I am following the Hamiltonian simulation: https://strawberryfields.ai/photonics/demos/run_hamiltonian_simulation.html#id14 for continuous variable (CV) [qumodes] and was wondering if there is any support to get the ground state energy using parametrized circuits like VQE in this setup. Also, is there any place to see how QITE (quantum imaginary time evolution) can be applied in strawberryfields (in case this is the only way yet possible)?
Hi @rgjha, welcome to the Forum!
I haven’t tried it myself but maybe you could program a VQE algorithm in PennyLane (you can follow this demo) and use the PennyLane-SF plugin to run it on StrawberryFields.
I’m not sure I understand the second part of your question. What do you mean by “in case this is the only way yet possible”? Does the Quantum Natural Gradient Optimizer in PennyLane do what you need? You can learn more about it in this demo. For VQE-like problems, the objective function for the optimizer can be a qnode that returns the expectation value of a Hamiltonian.
Please let me know this is what you needed!
Hi @CatalinaAlbornoz, thanks for your reply. I think what you suggest about PennyLane-SF plugin might indeed be useful. In the second part, I was thinking about the computation of the expectation value of a Hamiltonian directly in SF. QITE is one method people have explored (https://arxiv.org/abs/2107.00791) so I was asking for native SF methods apart from this.
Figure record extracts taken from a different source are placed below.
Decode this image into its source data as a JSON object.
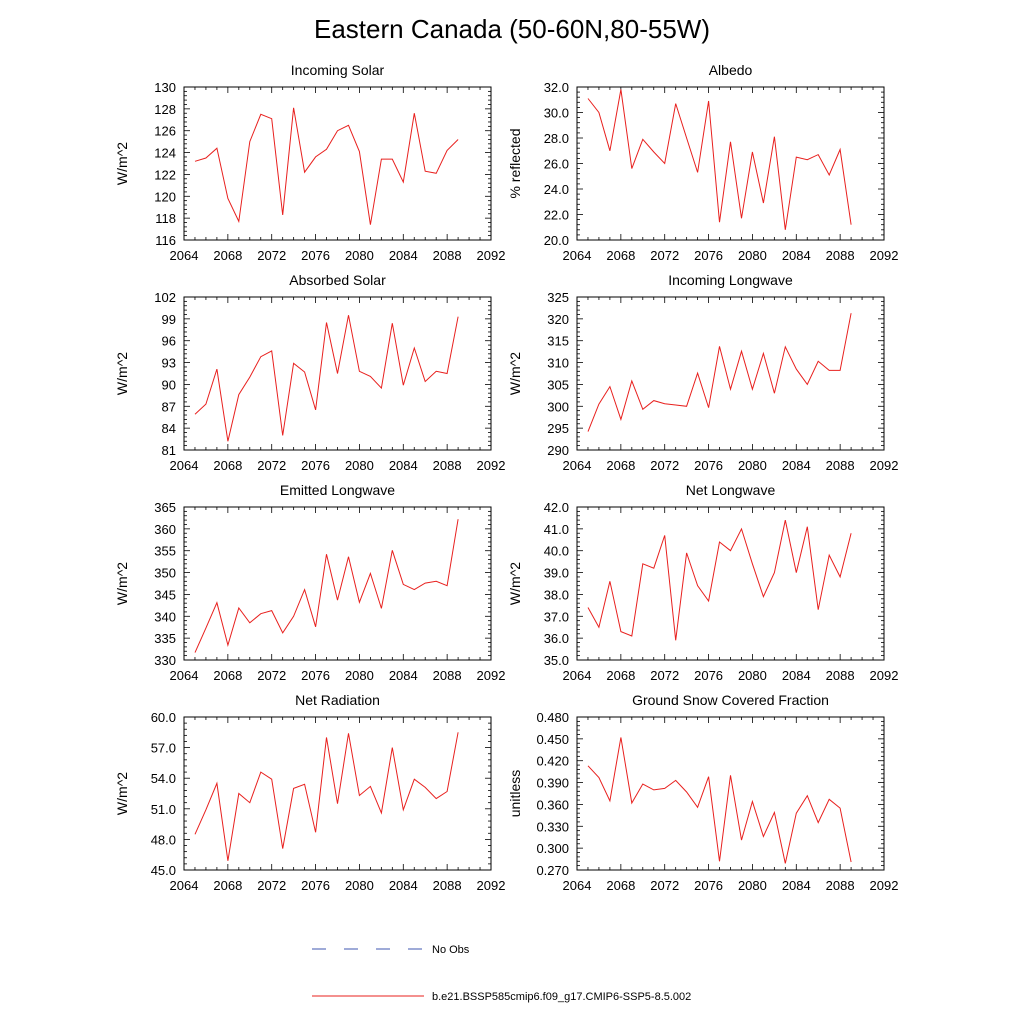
{
  "title": "Eastern Canada (50-60N,80-55W)",
  "legend": [
    {
      "label": "No Obs",
      "color": "#3f57b0",
      "style": "dashed"
    },
    {
      "label": "b.e21.BSSP585cmip6.f09_g17.CMIP6-SSP5-8.5.002",
      "color": "#e8201e",
      "style": "solid"
    }
  ],
  "chart_data": [
    {
      "type": "line",
      "title": "Incoming Solar",
      "ylabel": "W/m^2",
      "xlim": [
        2064,
        2092
      ],
      "xticks": [
        "2064",
        "2068",
        "2072",
        "2076",
        "2080",
        "2084",
        "2088",
        "2092"
      ],
      "ylim": [
        116,
        130
      ],
      "yticks": [
        "116",
        "118",
        "120",
        "122",
        "124",
        "126",
        "128",
        "130"
      ],
      "x": [
        2065,
        2066,
        2067,
        2068,
        2069,
        2070,
        2071,
        2072,
        2073,
        2074,
        2075,
        2076,
        2077,
        2078,
        2079,
        2080,
        2081,
        2082,
        2083,
        2084,
        2085,
        2086,
        2087,
        2088,
        2089
      ],
      "series": [
        {
          "color": "#e8201e",
          "values": [
            123.2,
            123.5,
            124.4,
            119.8,
            117.7,
            125.0,
            127.5,
            127.1,
            118.3,
            128.1,
            122.2,
            123.6,
            124.3,
            126.0,
            126.5,
            124.1,
            117.4,
            123.4,
            123.4,
            121.3,
            127.6,
            122.3,
            122.1,
            124.2,
            125.2
          ]
        }
      ]
    },
    {
      "type": "line",
      "title": "Albedo",
      "ylabel": "% reflected",
      "xlim": [
        2064,
        2092
      ],
      "xticks": [
        "2064",
        "2068",
        "2072",
        "2076",
        "2080",
        "2084",
        "2088",
        "2092"
      ],
      "ylim": [
        20,
        32
      ],
      "yticks": [
        "20.0",
        "22.0",
        "24.0",
        "26.0",
        "28.0",
        "30.0",
        "32.0"
      ],
      "x": [
        2065,
        2066,
        2067,
        2068,
        2069,
        2070,
        2071,
        2072,
        2073,
        2074,
        2075,
        2076,
        2077,
        2078,
        2079,
        2080,
        2081,
        2082,
        2083,
        2084,
        2085,
        2086,
        2087,
        2088,
        2089
      ],
      "series": [
        {
          "color": "#e8201e",
          "values": [
            31.1,
            30.0,
            27.0,
            31.8,
            25.6,
            27.9,
            26.9,
            26.0,
            30.7,
            28.0,
            25.3,
            30.9,
            21.4,
            27.7,
            21.7,
            26.9,
            22.9,
            28.1,
            20.8,
            26.5,
            26.3,
            26.7,
            25.1,
            27.1,
            21.2
          ]
        }
      ]
    },
    {
      "type": "line",
      "title": "Absorbed Solar",
      "ylabel": "W/m^2",
      "xlim": [
        2064,
        2092
      ],
      "xticks": [
        "2064",
        "2068",
        "2072",
        "2076",
        "2080",
        "2084",
        "2088",
        "2092"
      ],
      "ylim": [
        81,
        102
      ],
      "yticks": [
        "81",
        "84",
        "87",
        "90",
        "93",
        "96",
        "99",
        "102"
      ],
      "x": [
        2065,
        2066,
        2067,
        2068,
        2069,
        2070,
        2071,
        2072,
        2073,
        2074,
        2075,
        2076,
        2077,
        2078,
        2079,
        2080,
        2081,
        2082,
        2083,
        2084,
        2085,
        2086,
        2087,
        2088,
        2089
      ],
      "series": [
        {
          "color": "#e8201e",
          "values": [
            85.9,
            87.3,
            92.1,
            82.2,
            88.6,
            91.0,
            93.8,
            94.6,
            83.0,
            92.9,
            91.7,
            86.5,
            98.5,
            91.5,
            99.5,
            91.8,
            91.1,
            89.5,
            98.4,
            89.9,
            95.0,
            90.4,
            91.8,
            91.5,
            99.3
          ]
        }
      ]
    },
    {
      "type": "line",
      "title": "Incoming Longwave",
      "ylabel": "W/m^2",
      "xlim": [
        2064,
        2092
      ],
      "xticks": [
        "2064",
        "2068",
        "2072",
        "2076",
        "2080",
        "2084",
        "2088",
        "2092"
      ],
      "ylim": [
        290,
        325
      ],
      "yticks": [
        "290",
        "295",
        "300",
        "305",
        "310",
        "315",
        "320",
        "325"
      ],
      "x": [
        2065,
        2066,
        2067,
        2068,
        2069,
        2070,
        2071,
        2072,
        2073,
        2074,
        2075,
        2076,
        2077,
        2078,
        2079,
        2080,
        2081,
        2082,
        2083,
        2084,
        2085,
        2086,
        2087,
        2088,
        2089
      ],
      "series": [
        {
          "color": "#e8201e",
          "values": [
            294.2,
            300.5,
            304.5,
            297.0,
            305.8,
            299.3,
            301.3,
            300.6,
            300.3,
            300.0,
            307.6,
            299.7,
            313.7,
            303.9,
            312.6,
            303.9,
            312.1,
            303.0,
            313.6,
            308.5,
            305.0,
            310.3,
            308.2,
            308.2,
            321.3
          ]
        }
      ]
    },
    {
      "type": "line",
      "title": "Emitted Longwave",
      "ylabel": "W/m^2",
      "xlim": [
        2064,
        2092
      ],
      "xticks": [
        "2064",
        "2068",
        "2072",
        "2076",
        "2080",
        "2084",
        "2088",
        "2092"
      ],
      "ylim": [
        330,
        365
      ],
      "yticks": [
        "330",
        "335",
        "340",
        "345",
        "350",
        "355",
        "360",
        "365"
      ],
      "x": [
        2065,
        2066,
        2067,
        2068,
        2069,
        2070,
        2071,
        2072,
        2073,
        2074,
        2075,
        2076,
        2077,
        2078,
        2079,
        2080,
        2081,
        2082,
        2083,
        2084,
        2085,
        2086,
        2087,
        2088,
        2089
      ],
      "series": [
        {
          "color": "#e8201e",
          "values": [
            331.7,
            337.3,
            343.1,
            333.4,
            341.9,
            338.5,
            340.6,
            341.3,
            336.2,
            340.0,
            346.1,
            337.6,
            354.2,
            343.7,
            353.6,
            343.2,
            349.8,
            341.8,
            355.1,
            347.3,
            346.1,
            347.6,
            348.0,
            347.0,
            362.2
          ]
        }
      ]
    },
    {
      "type": "line",
      "title": "Net Longwave",
      "ylabel": "W/m^2",
      "xlim": [
        2064,
        2092
      ],
      "xticks": [
        "2064",
        "2068",
        "2072",
        "2076",
        "2080",
        "2084",
        "2088",
        "2092"
      ],
      "ylim": [
        35,
        42
      ],
      "yticks": [
        "35.0",
        "36.0",
        "37.0",
        "38.0",
        "39.0",
        "40.0",
        "41.0",
        "42.0"
      ],
      "x": [
        2065,
        2066,
        2067,
        2068,
        2069,
        2070,
        2071,
        2072,
        2073,
        2074,
        2075,
        2076,
        2077,
        2078,
        2079,
        2080,
        2081,
        2082,
        2083,
        2084,
        2085,
        2086,
        2087,
        2088,
        2089
      ],
      "series": [
        {
          "color": "#e8201e",
          "values": [
            37.4,
            36.5,
            38.6,
            36.3,
            36.1,
            39.4,
            39.2,
            40.7,
            35.9,
            39.9,
            38.4,
            37.7,
            40.4,
            40.0,
            41.0,
            39.4,
            37.9,
            39.0,
            41.4,
            39.0,
            41.1,
            37.3,
            39.8,
            38.8,
            40.8
          ]
        }
      ]
    },
    {
      "type": "line",
      "title": "Net Radiation",
      "ylabel": "W/m^2",
      "xlim": [
        2064,
        2092
      ],
      "xticks": [
        "2064",
        "2068",
        "2072",
        "2076",
        "2080",
        "2084",
        "2088",
        "2092"
      ],
      "ylim": [
        45,
        60
      ],
      "yticks": [
        "45.0",
        "48.0",
        "51.0",
        "54.0",
        "57.0",
        "60.0"
      ],
      "x": [
        2065,
        2066,
        2067,
        2068,
        2069,
        2070,
        2071,
        2072,
        2073,
        2074,
        2075,
        2076,
        2077,
        2078,
        2079,
        2080,
        2081,
        2082,
        2083,
        2084,
        2085,
        2086,
        2087,
        2088,
        2089
      ],
      "series": [
        {
          "color": "#e8201e",
          "values": [
            48.5,
            50.9,
            53.5,
            45.9,
            52.5,
            51.6,
            54.6,
            53.9,
            47.1,
            53.0,
            53.4,
            48.7,
            58.0,
            51.5,
            58.4,
            52.3,
            53.2,
            50.6,
            57.0,
            50.9,
            53.9,
            53.1,
            52.0,
            52.7,
            58.5
          ]
        }
      ]
    },
    {
      "type": "line",
      "title": "Ground Snow Covered Fraction",
      "ylabel": "unitless",
      "xlim": [
        2064,
        2092
      ],
      "xticks": [
        "2064",
        "2068",
        "2072",
        "2076",
        "2080",
        "2084",
        "2088",
        "2092"
      ],
      "ylim": [
        0.27,
        0.48
      ],
      "yticks": [
        "0.270",
        "0.300",
        "0.330",
        "0.360",
        "0.390",
        "0.420",
        "0.450",
        "0.480"
      ],
      "x": [
        2065,
        2066,
        2067,
        2068,
        2069,
        2070,
        2071,
        2072,
        2073,
        2074,
        2075,
        2076,
        2077,
        2078,
        2079,
        2080,
        2081,
        2082,
        2083,
        2084,
        2085,
        2086,
        2087,
        2088,
        2089
      ],
      "series": [
        {
          "color": "#e8201e",
          "values": [
            0.413,
            0.397,
            0.365,
            0.452,
            0.362,
            0.388,
            0.38,
            0.382,
            0.393,
            0.377,
            0.356,
            0.398,
            0.282,
            0.4,
            0.311,
            0.364,
            0.316,
            0.349,
            0.279,
            0.348,
            0.372,
            0.335,
            0.367,
            0.355,
            0.281
          ]
        }
      ]
    }
  ]
}
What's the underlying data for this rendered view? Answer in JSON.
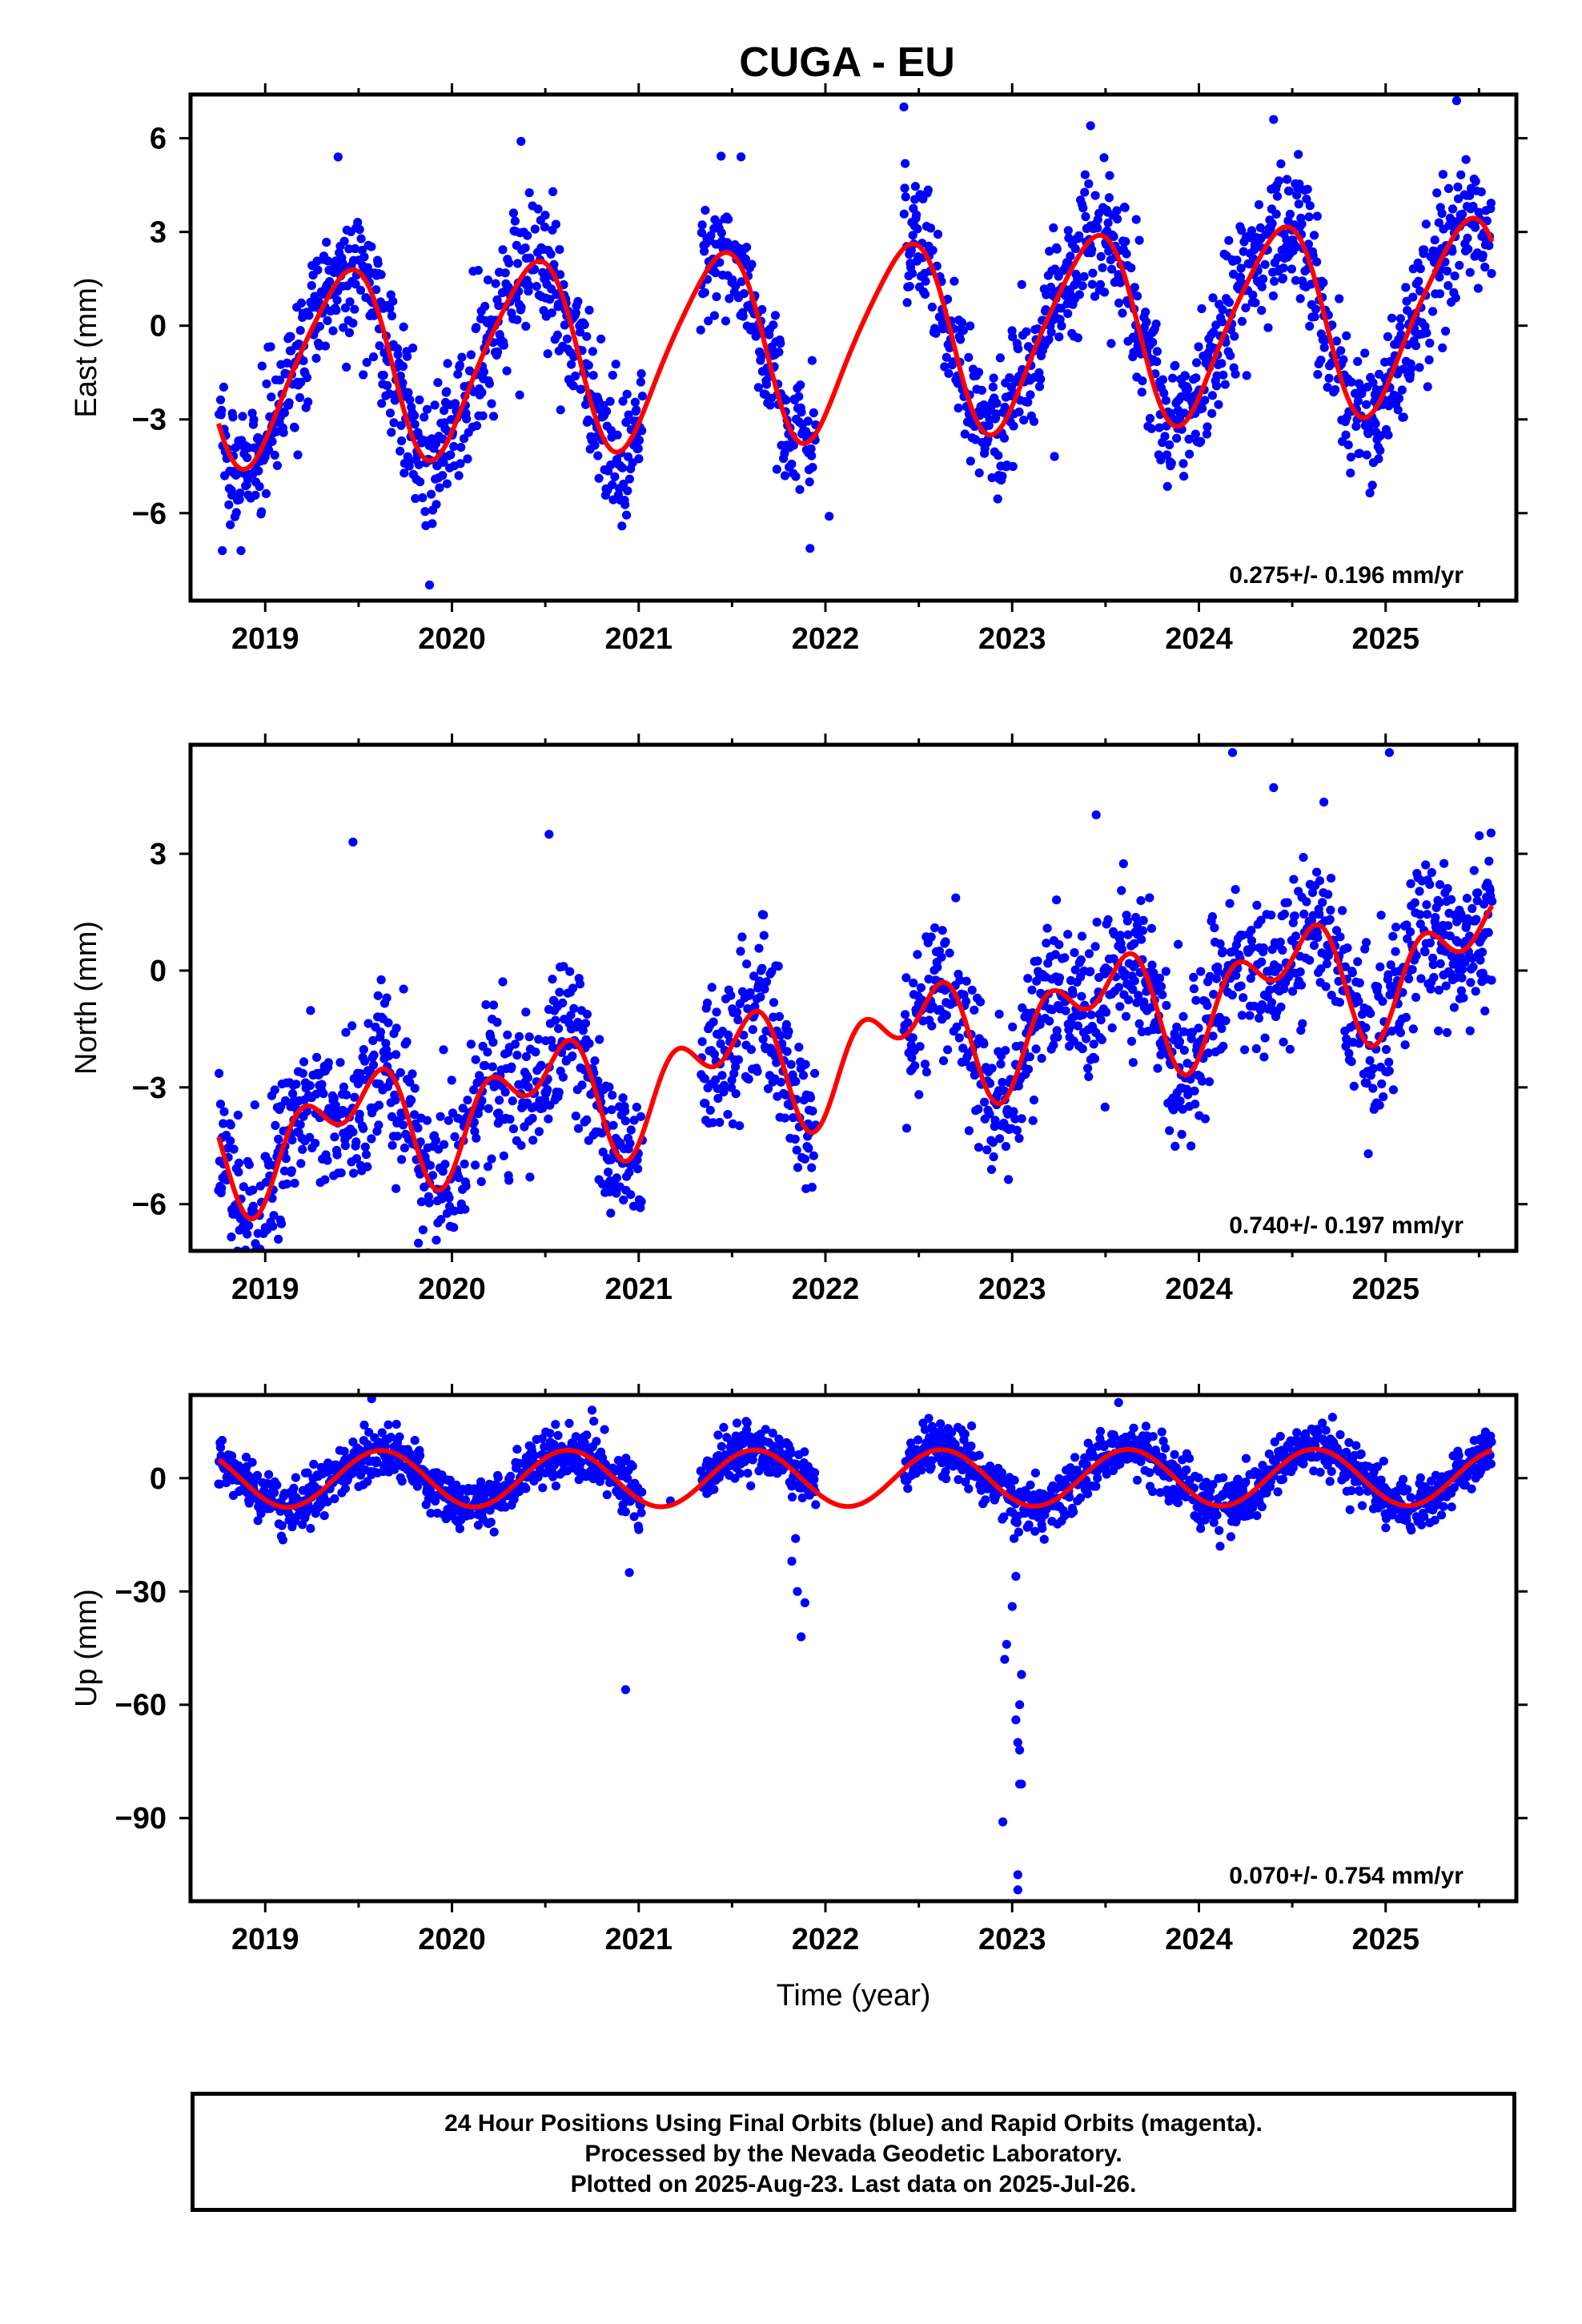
{
  "title": "CUGA - EU",
  "colors": {
    "points": "#0000ff",
    "fit": "#ff0000",
    "frame": "#000000"
  },
  "caption": {
    "line1": "24 Hour Positions Using Final Orbits (blue) and Rapid Orbits (magenta).",
    "line2": "Processed by the Nevada Geodetic Laboratory.",
    "line3": "Plotted on 2025-Aug-23. Last data on 2025-Jul-26."
  },
  "chart_data": [
    {
      "type": "scatter",
      "ylabel": "East (mm)",
      "xlabel": "",
      "xlim": [
        2018.6,
        2025.7
      ],
      "ylim": [
        -8.8,
        7.4
      ],
      "xticks": [
        2019,
        2020,
        2021,
        2022,
        2023,
        2024,
        2025
      ],
      "yticks": [
        -6,
        -3,
        0,
        3,
        6
      ],
      "tick_labels": [
        "−6",
        "−3",
        "0",
        "3",
        "6"
      ],
      "rate_label": "0.275+/- 0.196 mm/yr",
      "grid": false,
      "data_range": [
        2018.75,
        2025.57
      ],
      "gaps": [
        [
          2021.02,
          2021.33
        ],
        [
          2021.95,
          2022.42
        ]
      ],
      "fit": {
        "offset": -0.45,
        "rate": 0.275,
        "amplitude": 3.0,
        "peak": 2019.42,
        "semi_amplitude": 0.45,
        "semi_phase": 0.15
      },
      "noise": 1.1,
      "outliers": [
        [
          2018.77,
          -7.2
        ],
        [
          2018.87,
          -7.2
        ],
        [
          2019.88,
          -8.3
        ],
        [
          2019.86,
          -6.4
        ],
        [
          2022.02,
          -6.1
        ],
        [
          2022.42,
          7.0
        ],
        [
          2025.38,
          7.2
        ],
        [
          2024.4,
          6.6
        ],
        [
          2019.39,
          5.4
        ],
        [
          2020.37,
          5.9
        ],
        [
          2023.42,
          6.4
        ]
      ]
    },
    {
      "type": "scatter",
      "ylabel": "North (mm)",
      "xlabel": "",
      "xlim": [
        2018.6,
        2025.7
      ],
      "ylim": [
        -7.2,
        5.8
      ],
      "xticks": [
        2019,
        2020,
        2021,
        2022,
        2023,
        2024,
        2025
      ],
      "yticks": [
        -6,
        -3,
        0,
        3
      ],
      "tick_labels": [
        "−6",
        "−3",
        "0",
        "3"
      ],
      "rate_label": "0.740+/- 0.197 mm/yr",
      "grid": false,
      "data_range": [
        2018.75,
        2025.57
      ],
      "gaps": [
        [
          2021.02,
          2021.33
        ],
        [
          2021.95,
          2022.42
        ]
      ],
      "fit": {
        "offset": -2.0,
        "rate": 0.74,
        "amplitude": 1.1,
        "peak": 2019.47,
        "semi_amplitude": 0.9,
        "semi_phase": 0.2
      },
      "noise": 1.0,
      "outliers": [
        [
          2019.07,
          -6.9
        ],
        [
          2019.0,
          -6.6
        ],
        [
          2019.82,
          -7.0
        ],
        [
          2019.7,
          -5.6
        ],
        [
          2020.52,
          3.5
        ],
        [
          2019.47,
          3.3
        ],
        [
          2024.18,
          5.6
        ],
        [
          2025.02,
          5.6
        ],
        [
          2024.4,
          4.7
        ],
        [
          2023.45,
          4.0
        ]
      ]
    },
    {
      "type": "scatter",
      "ylabel": "Up (mm)",
      "xlabel": "Time (year)",
      "xlim": [
        2018.6,
        2025.7
      ],
      "ylim": [
        -112,
        22
      ],
      "xticks": [
        2019,
        2020,
        2021,
        2022,
        2023,
        2024,
        2025
      ],
      "yticks": [
        -90,
        -60,
        -30,
        0
      ],
      "tick_labels": [
        "−90",
        "−60",
        "−30",
        "0"
      ],
      "rate_label": "0.070+/- 0.754 mm/yr",
      "grid": false,
      "data_range": [
        2018.75,
        2025.57
      ],
      "gaps": [
        [
          2021.02,
          2021.33
        ],
        [
          2021.95,
          2022.42
        ]
      ],
      "fit": {
        "offset": 0.0,
        "rate": 0.07,
        "amplitude": 7.5,
        "peak": 2019.62,
        "semi_amplitude": 0.0,
        "semi_phase": 0.0
      },
      "noise": 3.5,
      "outliers": [
        [
          2020.93,
          -56
        ],
        [
          2020.95,
          -25
        ],
        [
          2021.87,
          -42
        ],
        [
          2021.85,
          -30
        ],
        [
          2021.89,
          -33
        ],
        [
          2021.82,
          -22
        ],
        [
          2021.84,
          -16
        ],
        [
          2022.95,
          -91
        ],
        [
          2023.03,
          -109
        ],
        [
          2023.03,
          -105
        ],
        [
          2023.05,
          -52
        ],
        [
          2023.04,
          -60
        ],
        [
          2023.02,
          -64
        ],
        [
          2023.03,
          -70
        ],
        [
          2023.04,
          -72
        ],
        [
          2023.05,
          -81
        ],
        [
          2023.04,
          -81
        ],
        [
          2022.97,
          -44
        ],
        [
          2022.96,
          -48
        ],
        [
          2023.0,
          -34
        ],
        [
          2023.02,
          -26
        ],
        [
          2023.01,
          -16
        ],
        [
          2019.57,
          21
        ],
        [
          2023.57,
          20
        ],
        [
          2020.75,
          18
        ],
        [
          2021.17,
          -6
        ]
      ]
    }
  ]
}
With qubits, I am aware of how to do this but not so with continuous variables. In a recent Bosonic QISKIT paper Sec VI B (https://arxiv.org/abs/2209.11153), it was mentioned that they want to do this. Naturally, I was thinking if there is any simulator that has done it already and hence the question. Apart from what you have replied, I would appreciate it if you can post more details as they evolve in the future. Thanks a lot.
Hi @rgjha,
I think that using the PennyLane-SF plugin may be the easiest way but if you want to use SF directly you can try using the TimeEvolution function that we have in Strawberry Fields. I’m not sure that it will work for what you’re looking to do but it’s worth taking a look at it.
Regarding the expectation value of a Hamiltonian we don’t have something like this in SF (we do have it in PennyLane) but we have a function to calculate the expectation value of samples samples_expectation.
Is this what you were looking for?